Finalità di un esame neuropsicologico
- Diagnostica: la valutazione neuropsicologica individua:
- “Un quadro neuropsicologico” completo del paziente,
- “Discrimina i diversi deficit”,
- “Il livello di gravità”
- Prognostica: la valutazione neuropsicologica fornisce:
- “Indicazioni sull’esito della patologia, quindi sul decorso,
- Indicazioni sulle possibilità di recupero”
- Pianificazione: la valutazione neuropsicologica fornisce:
- “Assistenza e supporto” al paziente e al familiare,
- Informazioni sulle attuali condizioni cognitive del paziente in modo da poter adeguare la vita quotidiana a questa nuova condizione di deficit.
- Informazioni sugli effetti di terapie mediche tentate, livello di autonomia, ecc.

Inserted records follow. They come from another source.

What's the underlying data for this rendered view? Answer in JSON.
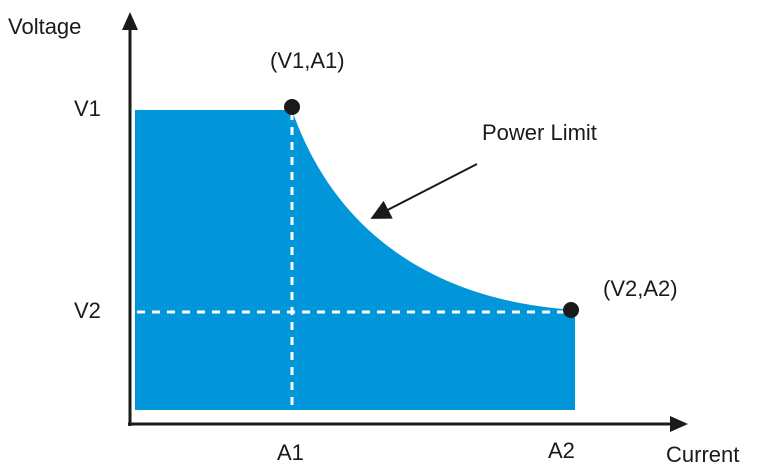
{
  "diagram": {
    "axis_y_label": "Voltage",
    "axis_x_label": "Current",
    "ticks_y": [
      "V1",
      "V2"
    ],
    "ticks_x": [
      "A1",
      "A2"
    ],
    "point1_label": "(V1,A1)",
    "point2_label": "(V2,A2)",
    "curve_label": "Power Limit",
    "colors": {
      "fill": "#0096d9",
      "axis": "#1a1a1a",
      "dashed": "#ffffff",
      "point": "#1a1a1a"
    }
  }
}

- Programma riabilitativo: la valutazione neuropsicologica indirizza:
- Un “progetto riabilitativo mirato a ripristinare o sostituire le funzioni deficitarie, monitorando il percorso del trattamento.
- Considera la fattibilità del trattamento in termini di recupero totale, spontaneo, parziale e progressivo, valutare anche la collaborazione del paziente e dei familiari”.
- Legale/assicurativa o peritale: la valutazione neuropsicologica in sede peritale serve:
- A “ottenere una certificazione della presenza del deficit (come la determinazione dell’invalidità, la quantificazione dei danni di un atto criminale o di un incidente automobilistico).
- Di ricerca: la valutazione neuropsicologica serve a:
- Conoscere i processi funzionali che sottendono alle abilità cognitive, per sviluppare tecniche diagnostiche e riabilitative più mirate.”
Perché il paziente giunge alla consultazione?
Un paziente giunge alla visita neuropsicologica:
- Spontaneamente perché si è accorto o teme di avere delle difficoltà cognitive nella vita di tutti i giorni (per esempio dimentica i nomi dei familiari).
- Accompagnato dai familiari, i quali si sono accorti che il parente non è più quello di prima (per esempio dimentica di riferire telefonate).
- Inviato dal medico curante o da uno specialista per una consulenza, una diagnosi, ma anche per motivi di tipo legale-assicurativo.
Conoscere il motivo per cui viene richiesta una visita neuropsicologica è importante perché indirizza e guida la visita successiva.
Le fasi della valutazione: l’obiettivo della prima visita
“È quello di ottenere un profilo neuropsicologico sommario del paziente in modo da fare un’inferenza interpretativa che guiderà i successivi accertamenti.” I passaggi della prima visita sono:
-
Fase anamnestica cognitivo/comportamentale: “fase di raccolta di tutti gli elementi di natura cognitiva e comportamentale del paziente in stretta relazione con il motivo per cui il paziente è giunto alla consultazione”. L’anamnesi va effettuata interrogando il paziente ed eventualmente i suoi familiari e raccogliendo le seguenti informazioni:
- “Perché e da chi il paziente è stato inviato per definire il problema”.